L'Italie du Nord est en effet alors contrôlée par l'Autriche, qui ne plaisante pas avec tout ce qui touche à la royauté. Au début de l'été 1850, des rumeurs commencent à se répandre à propos d'une probable interdiction de la production par la censure, celle-ci considérant que l'œuvre d'Hugo friserait le crime de lèse-majesté. En août, Verdi et Piave se retirent prudemment à Busseto pour continuer la composition et préparer une stratégie défensive. Ils écrivent au théâtre, assurant que les doutes des censeurs à l'égard de la moralité de l'œuvre ne sont pas justifiés et que vu le peu de temps accordé, peu de modifications pourraient de toute façon y être apportées. L'œuvre est secrètement appelée par ses auteurs La Maledizione (« la malédiction »). Ce titre officieux, porté à la connaissance du gouverneur militaire Gorzkowski par ses espions, est utilisé pour renforcer, si besoin était, les termes violents de la lettre de décembre 1850 par laquelle il refuse définitivement d'autoriser la production de ce qu'il qualifie d'« exemple répugnant d'immoralité et de trivialité obscène28 ».
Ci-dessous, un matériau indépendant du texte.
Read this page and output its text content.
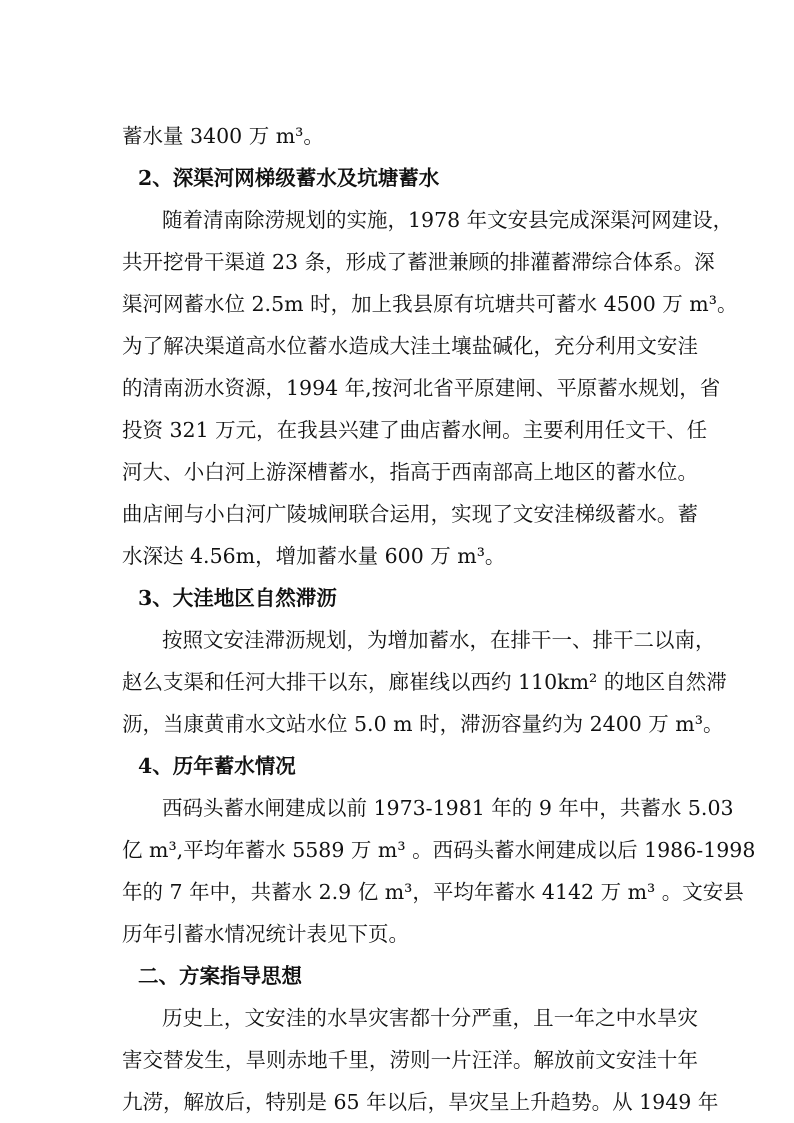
蓄水量 3400 万 m³。
2、深渠河网梯级蓄水及坑塘蓄水
随着清南除涝规划的实施，1978 年文安县完成深渠河网建设，
共开挖骨干渠道 23 条，形成了蓄泄兼顾的排灌蓄滞综合体系。深
渠河网蓄水位 2.5m 时，加上我县原有坑塘共可蓄水 4500 万 m³。
为了解决渠道高水位蓄水造成大洼土壤盐碱化，充分利用文安洼
的清南沥水资源，1994 年,按河北省平原建闸、平原蓄水规划，省
投资 321 万元，在我县兴建了曲店蓄水闸。主要利用任文干、任
河大、小白河上游深槽蓄水，指高于西南部高上地区的蓄水位。
曲店闸与小白河广陵城闸联合运用，实现了文安洼梯级蓄水。蓄
水深达 4.56m，增加蓄水量 600 万 m³。
3、大洼地区自然滞沥
按照文安洼滞沥规划，为增加蓄水，在排干一、排干二以南，
赵么支渠和任河大排干以东，廊崔线以西约 110km² 的地区自然滞
沥，当康黄甫水文站水位 5.0 m 时，滞沥容量约为 2400 万 m³。
4、历年蓄水情况
西码头蓄水闸建成以前 1973-1981 年的 9 年中，共蓄水 5.03
亿 m³,平均年蓄水 5589 万 m³ 。西码头蓄水闸建成以后 1986-1998
年的 7 年中，共蓄水 2.9 亿 m³，平均年蓄水 4142 万 m³ 。文安县
历年引蓄水情况统计表见下页。
二、方案指导思想
历史上，文安洼的水旱灾害都十分严重，且一年之中水旱灾
害交替发生，旱则赤地千里，涝则一片汪洋。解放前文安洼十年
九涝，解放后，特别是 65 年以后，旱灾呈上升趋势。从 1949 年
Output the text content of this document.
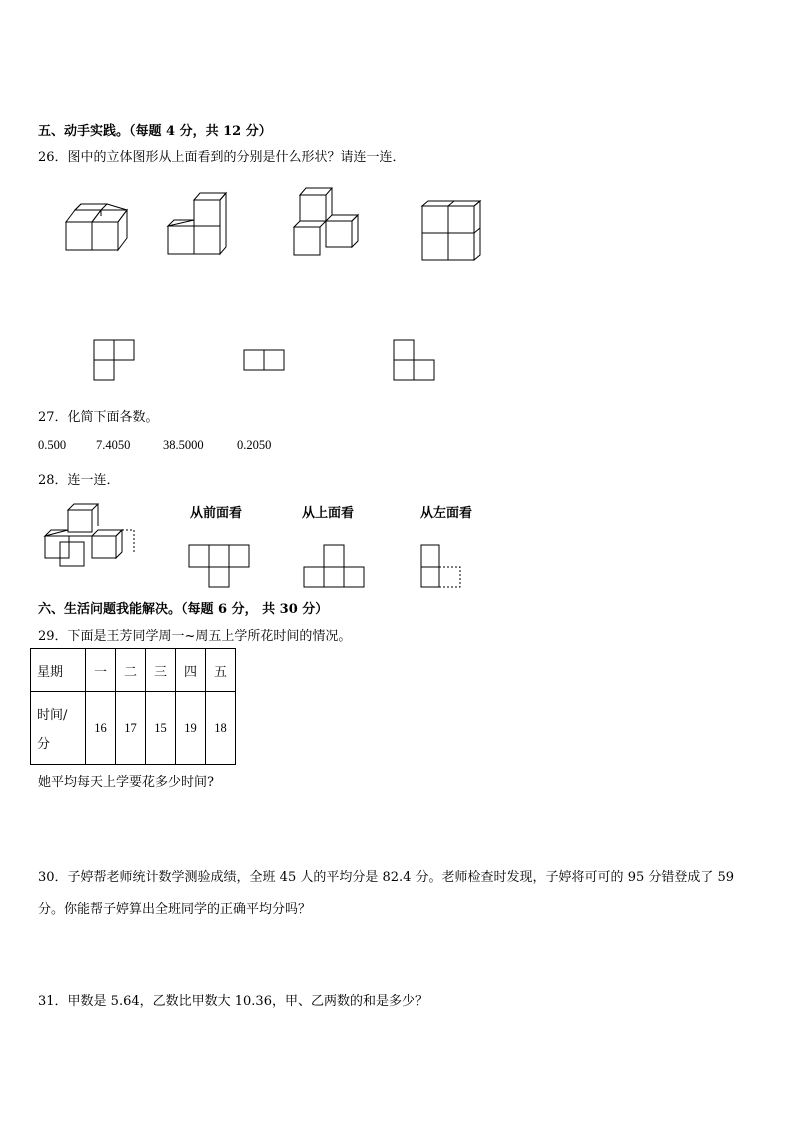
五、动手实践。（每题 4 分，共 12 分）
26．图中的立体图形从上面看到的分别是什么形状？请连一连．
27．化简下面各数。
0.500 7.4050	38.5000	0.2050
28．连一连．
从前面看	从上面看	从左面看
六、生活问题我能解决。（每题 6 分， 共 30 分）
29．下面是王芳同学周一~周五上学所花时间的情况。
星期	一	二	三	四	五

时间/
分	16	17	15	19	18
她平均每天上学要花多少时间?
30．子婷帮老师统计数学测验成绩，全班 45 人的平均分是 82.4 分。老师检查时发现，子婷将可可的 95 分错登成了 59
分。你能帮子婷算出全班同学的正确平均分吗？
31．甲数是 5.64，乙数比甲数大 10.36，甲、乙两数的和是多少？
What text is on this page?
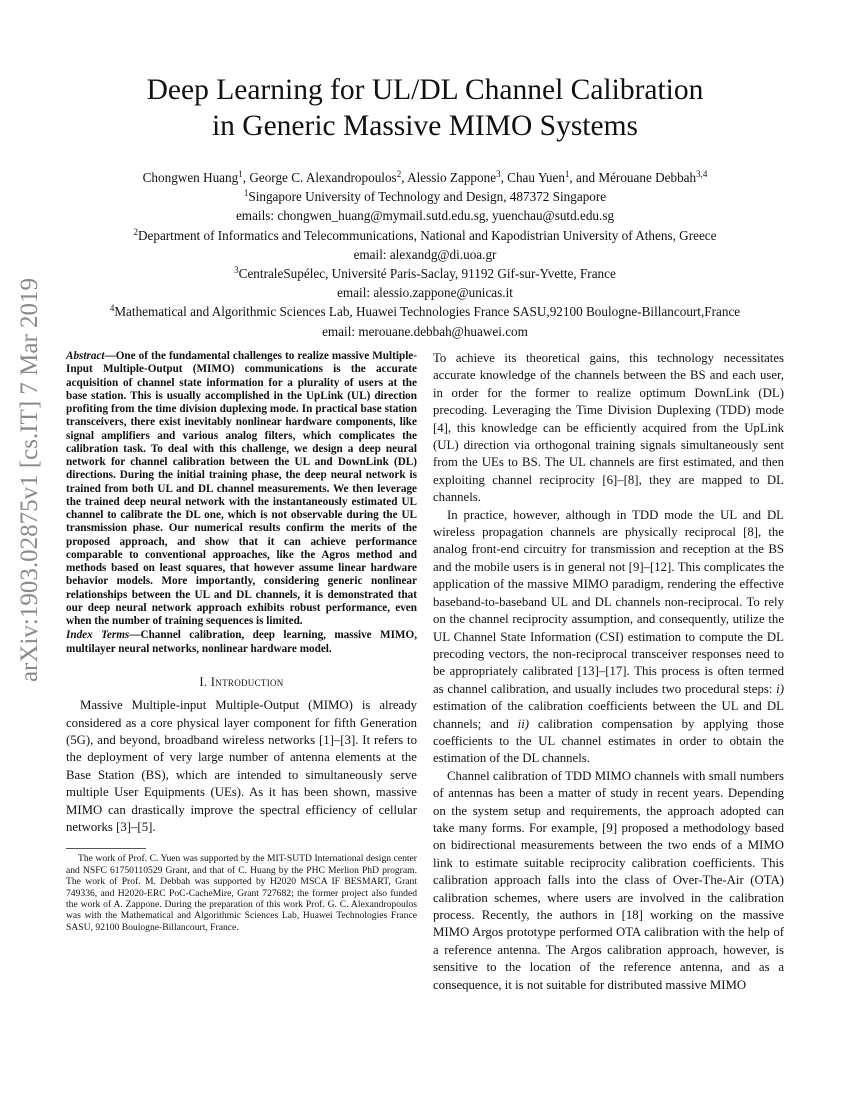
arXiv:1903.02875v1 [cs.IT] 7 Mar 2019
Deep Learning for UL/DL Channel Calibration
in Generic Massive MIMO Systems
Chongwen Huang$^1$, George C. Alexandropoulos$^2$, Alessio Zappone$^3$, Chau Yuen$^1$, and Mérouane Debbah$^{3,4}$
$^1$Singapore University of Technology and Design, 487372 Singapore
emails: chongwen_huang@mymail.sutd.edu.sg, yuenchau@sutd.edu.sg
$^2$Department of Informatics and Telecommunications, National and Kapodistrian University of Athens, Greece
email: alexandg@di.uoa.gr
$^3$CentraleSupélec, Université Paris-Saclay, 91192 Gif-sur-Yvette, France
email: alessio.zappone@unicas.it
$^4$Mathematical and Algorithmic Sciences Lab, Huawei Technologies France SASU,92100 Boulogne-Billancourt,France
email: merouane.debbah@huawei.com
Abstract—One of the fundamental challenges to realize massive Multiple-Input Multiple-Output (MIMO) communications is the accurate acquisition of channel state information for a plurality of users at the base station. This is usually accomplished in the UpLink (UL) direction profiting from the time division duplexing mode. In practical base station transceivers, there exist inevitably nonlinear hardware components, like signal amplifiers and various analog filters, which complicates the calibration task. To deal with this challenge, we design a deep neural network for channel calibration between the UL and DownLink (DL) directions. During the initial training phase, the deep neural network is trained from both UL and DL channel measurements. We then leverage the trained deep neural network with the instantaneously estimated UL channel to calibrate the DL one, which is not observable during the UL transmission phase. Our numerical results confirm the merits of the proposed approach, and show that it can achieve performance comparable to conventional approaches, like the Agros method and methods based on least squares, that however assume linear hardware behavior models. More importantly, considering generic nonlinear relationships between the UL and DL channels, it is demonstrated that our deep neural network approach exhibits robust performance, even when the number of training sequences is limited.
Index Terms—Channel calibration, deep learning, massive MIMO, multilayer neural networks, nonlinear hardware model.
I. Introduction

Massive Multiple-input Multiple-Output (MIMO) is already considered as a core physical layer component for fifth Generation (5G), and beyond, broadband wireless networks [1]–[3]. It refers to the deployment of very large number of antenna elements at the Base Station (BS), which are intended to simultaneously serve multiple User Equipments (UEs). As it has been shown, massive MIMO can drastically improve the spectral efficiency of cellular networks [3]–[5].

The work of Prof. C. Yuen was supported by the MIT-SUTD International design center and NSFC 61750110529 Grant, and that of C. Huang by the PHC Merlion PhD program. The work of Prof. M. Debbah was supported by H2020 MSCA IF BESMART, Grant 749336, and H2020-ERC PoC-CacheMire, Grant 727682; the former project also funded the work of A. Zappone. During the preparation of this work Prof. G. C. Alexandropoulos was with the Mathematical and Algorithmic Sciences Lab, Huawei Technologies France SASU, 92100 Boulogne-Billancourt, France.

To achieve its theoretical gains, this technology necessitates accurate knowledge of the channels between the BS and each user, in order for the former to realize optimum DownLink (DL) precoding. Leveraging the Time Division Duplexing (TDD) mode [4], this knowledge can be efficiently acquired from the UpLink (UL) direction via orthogonal training signals simultaneously sent from the UEs to BS. The UL channels are first estimated, and then exploiting channel reciprocity [6]–[8], they are mapped to DL channels.

In practice, however, although in TDD mode the UL and DL wireless propagation channels are physically reciprocal [8], the analog front-end circuitry for transmission and reception at the BS and the mobile users is in general not [9]–[12]. This complicates the application of the massive MIMO paradigm, rendering the effective baseband-to-baseband UL and DL channels non-reciprocal. To rely on the channel reciprocity assumption, and consequently, utilize the UL Channel State Information (CSI) estimation to compute the DL precoding vectors, the non-reciprocal transceiver responses need to be appropriately calibrated [13]–[17]. This process is often termed as channel calibration, and usually includes two procedural steps: i) estimation of the calibration coefficients between the UL and DL channels; and ii) calibration compensation by applying those coefficients to the UL channel estimates in order to obtain the estimation of the DL channels.

Channel calibration of TDD MIMO channels with small numbers of antennas has been a matter of study in recent years. Depending on the system setup and requirements, the approach adopted can take many forms. For example, [9] proposed a methodology based on bidirectional measurements between the two ends of a MIMO link to estimate suitable reciprocity calibration coefficients. This calibration approach falls into the class of Over-The-Air (OTA) calibration schemes, where users are involved in the calibration process. Recently, the authors in [18] working on the massive MIMO Argos prototype performed OTA calibration with the help of a reference antenna. The Argos calibration approach, however, is sensitive to the location of the reference antenna, and as a consequence, it is not suitable for distributed massive MIMO
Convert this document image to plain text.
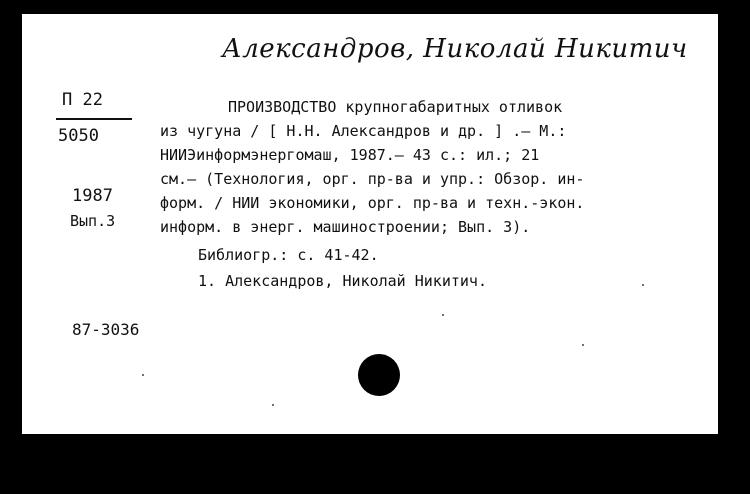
Александров, Николай Никитич
П 22
5050
1987
Вып.3
ПРОИЗВОДСТВО крупногабаритных отливок
из чугуна / [ Н.Н. Александров и др. ] .— М.:
НИИЭинформэнергомаш, 1987.— 43 с.: ил.; 21
см.— (Технология, орг. пр-ва и упр.: Обзор. ин-
форм. / НИИ экономики, орг. пр-ва и техн.-экон.
информ. в энерг. машиностроении; Вып. 3).
Библиогр.: с. 41-42.
1. Александров, Николай Никитич.
87-3036
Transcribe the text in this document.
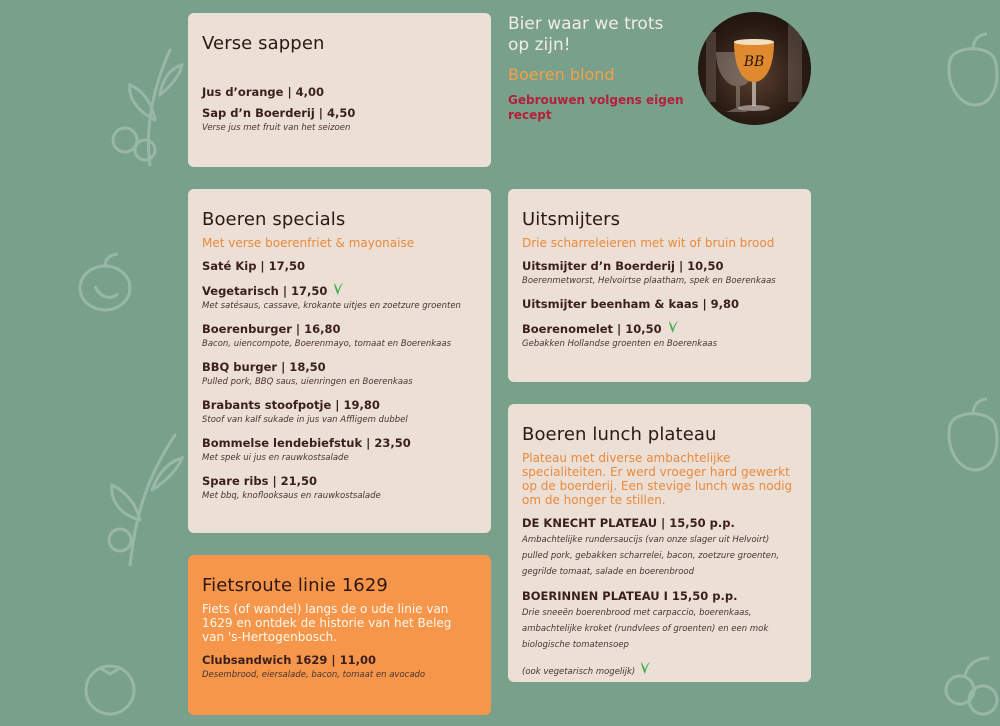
Verse sappen
Jus d’orange | 4,00
Sap d’n Boerderij | 4,50
Verse jus met fruit van het seizoen
Bier waar we trots op zijn!
Boeren blond
Gebrouwen volgens eigen recept
BB
Boeren specials
Met verse boerenfriet & mayonaise
Saté Kip | 17,50
Vegetarisch | 17,50
Met satésaus, cassave, krokante uitjes en zoetzure groenten
Boerenburger | 16,80
Bacon, uiencompote, Boerenmayo, tomaat en Boerenkaas
BBQ burger | 18,50
Pulled pork, BBQ saus, uienringen en Boerenkaas
Brabants stoofpotje | 19,80
Stoof van kalf sukade in jus van Affligem dubbel
Bommelse lendebiefstuk | 23,50
Met spek ui jus en rauwkostsalade
Spare ribs | 21,50
Met bbq, knoflooksaus en rauwkostsalade
Uitsmijters
Drie scharreleieren met wit of bruin brood
Uitsmijter d’n Boerderij | 10,50
Boerenmetworst, Helvoirtse plaatham, spek en Boerenkaas
Uitsmijter beenham & kaas | 9,80
Boerenomelet | 10,50
Gebakken Hollandse groenten en Boerenkaas
Boeren lunch plateau
Plateau met diverse ambachtelijke specialiteiten. Er werd vroeger hard gewerkt op de boerderij. Een stevige lunch was nodig om de honger te stillen.
DE KNECHT PLATEAU | 15,50 p.p.
Ambachtelijke rundersaucijs (van onze slager uit Helvoirt) pulled pork, gebakken scharrelei, bacon, zoetzure groenten, gegrilde tomaat, salade en boerenbrood
BOERINNEN PLATEAU I 15,50 p.p.
Drie sneeën boerenbrood met carpaccio, boerenkaas, ambachtelijke kroket (rundvlees of groenten) en een mok biologische tomatensoep
(ook vegetarisch mogelijk)
Fietsroute linie 1629
Fiets (of wandel) langs de o ude linie van 1629 en ontdek de historie van het Beleg van 's-Hertogenbosch.
Clubsandwich 1629 | 11,00
Desembrood, eiersalade, bacon, tomaat en avocado
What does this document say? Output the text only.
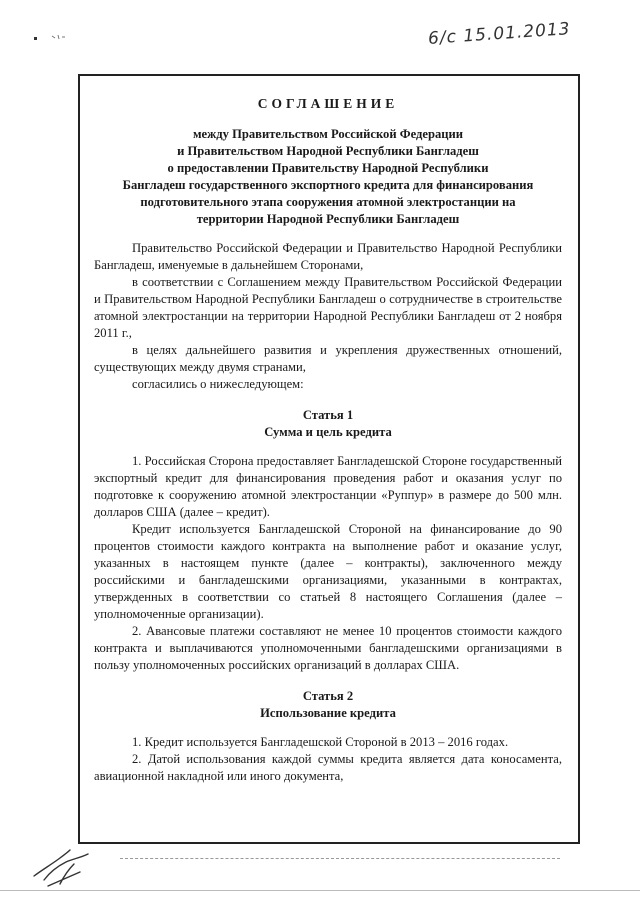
6/с 15.01.2013
СОГЛАШЕНИЕ
между Правительством Российской Федерации
и Правительством Народной Республики Бангладеш
о предоставлении Правительству Народной Республики
Бангладеш государственного экспортного кредита для финансирования
подготовительного этапа сооружения атомной электростанции на
территории Народной Республики Бангладеш

Правительство Российской Федерации и Правительство Народной Республики Бангладеш, именуемые в дальнейшем Сторонами,

в соответствии с Соглашением между Правительством Российской Федерации и Правительством Народной Республики Бангладеш о сотрудничестве в строительстве атомной электростанции на территории Народной Республики Бангладеш от 2 ноября 2011 г.,

в целях дальнейшего развития и укрепления дружественных отношений, существующих между двумя странами,

согласились о нижеследующем:

Статья 1
Сумма и цель кредита

1. Российская Сторона предоставляет Бангладешской Стороне государственный экспортный кредит для финансирования проведения работ и оказания услуг по подготовке к сооружению атомной электростанции «Руппур» в размере до 500 млн. долларов США (далее – кредит).

Кредит используется Бангладешской Стороной на финансирование до 90 процентов стоимости каждого контракта на выполнение работ и оказание услуг, указанных в настоящем пункте (далее – контракты), заключенного между российскими и бангладешскими организациями, указанными в контрактах, утвержденных в соответствии со статьей 8 настоящего Соглашения (далее – уполномоченные организации).

2. Авансовые платежи составляют не менее 10 процентов стоимости каждого контракта и выплачиваются уполномоченными бангладешскими организациями в пользу уполномоченных российских организаций в долларах США.

Статья 2
Использование кредита

1. Кредит используется Бангладешской Стороной в 2013 – 2016 годах.

2. Датой использования каждой суммы кредита является дата коносамента, авиационной накладной или иного документа,
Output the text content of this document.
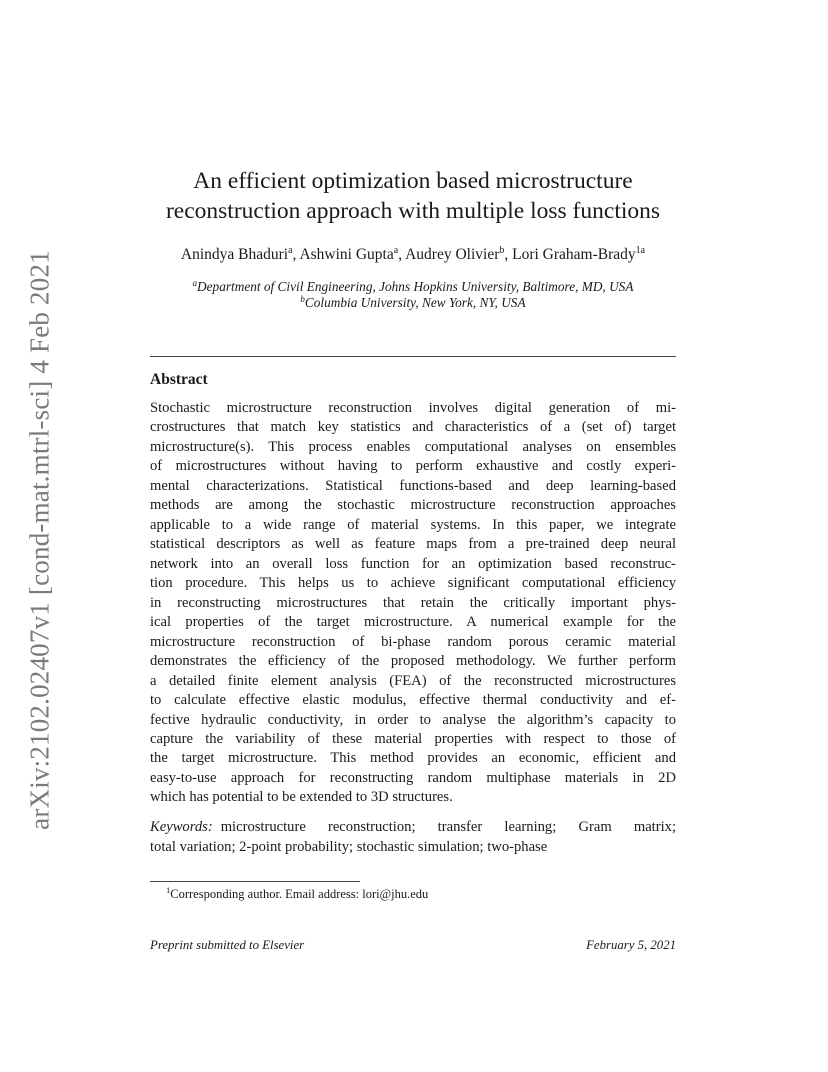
arXiv:2102.02407v1 [cond-mat.mtrl-sci] 4 Feb 2021
An efficient optimization based microstructure
reconstruction approach with multiple loss functions
Anindya Bhaduri$^a$, Ashwini Gupta$^a$, Audrey Olivier$^b$, Lori Graham-Brady$^{1a}$
$^a$Department of Civil Engineering, Johns Hopkins University, Baltimore, MD, USA
$^b$Columbia University, New York, NY, USA
Abstract
Stochastic microstructure reconstruction involves digital generation of mi-
crostructures that match key statistics and characteristics of a (set of) target
microstructure(s). This process enables computational analyses on ensembles
of microstructures without having to perform exhaustive and costly experi-
mental characterizations. Statistical functions-based and deep learning-based
methods are among the stochastic microstructure reconstruction approaches
applicable to a wide range of material systems. In this paper, we integrate
statistical descriptors as well as feature maps from a pre-trained deep neural
network into an overall loss function for an optimization based reconstruc-
tion procedure. This helps us to achieve significant computational efficiency
in reconstructing microstructures that retain the critically important phys-
ical properties of the target microstructure. A numerical example for the
microstructure reconstruction of bi-phase random porous ceramic material
demonstrates the efficiency of the proposed methodology. We further perform
a detailed finite element analysis (FEA) of the reconstructed microstructures
to calculate effective elastic modulus, effective thermal conductivity and ef-
fective hydraulic conductivity, in order to analyse the algorithm’s capacity to
capture the variability of these material properties with respect to those of
the target microstructure. This method provides an economic, efficient and
easy-to-use approach for reconstructing random multiphase materials in 2D
which has potential to be extended to 3D structures.
Keywords: microstructure reconstruction; transfer learning; Gram matrix;
total variation; 2-point probability; stochastic simulation; two-phase
$^1$Corresponding author. Email address: lori@jhu.edu
Preprint submitted to Elsevier	February 5, 2021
Afin de ne pas gâcher tout leur travail, Piave essaye de réviser le livret et arrive même à en tirer un autre opéra Le Duc de Vendôme, dans lequel le roi est remplacé par un duc et où le bossu et la malédiction disparaissent. Verdi est totalement opposé à cette solution, écrivant ainsi le 14 décembre 1850 à Mazari, directeur de la Fenice : « D'un drame authentique et violent, on a fait quelque chose de banal et sans passion. […] En tant que musicien consciencieux, je ne puis mettre en musique ce livret29. ». Il choisit de négocier point par point l'œuvre directement avec les censeurs.
Brenna intervient en qualité de médiateur et présente aux Autrichiens des lettres et autres articles dépeignant le mauvais caractère mais la grande valeur du compositeur. Les parties s'accordent finalement sur le déplacement de l'action de la cour du roi de France vers un duché de France ou d'Italie, et le renommage des personnages (le bossu Triboulet devient ainsi Rigoletto, du français familier « rigolo »). Le titre de l'œuvre est également modifié. Entre autres détails, la scène dans laquelle le souverain se retire dans la chambre de Gilda doit être supprimée et la visite du duc à la Taverna n'est plus du fait de celui-ci mais d'une manigance des comploteurs.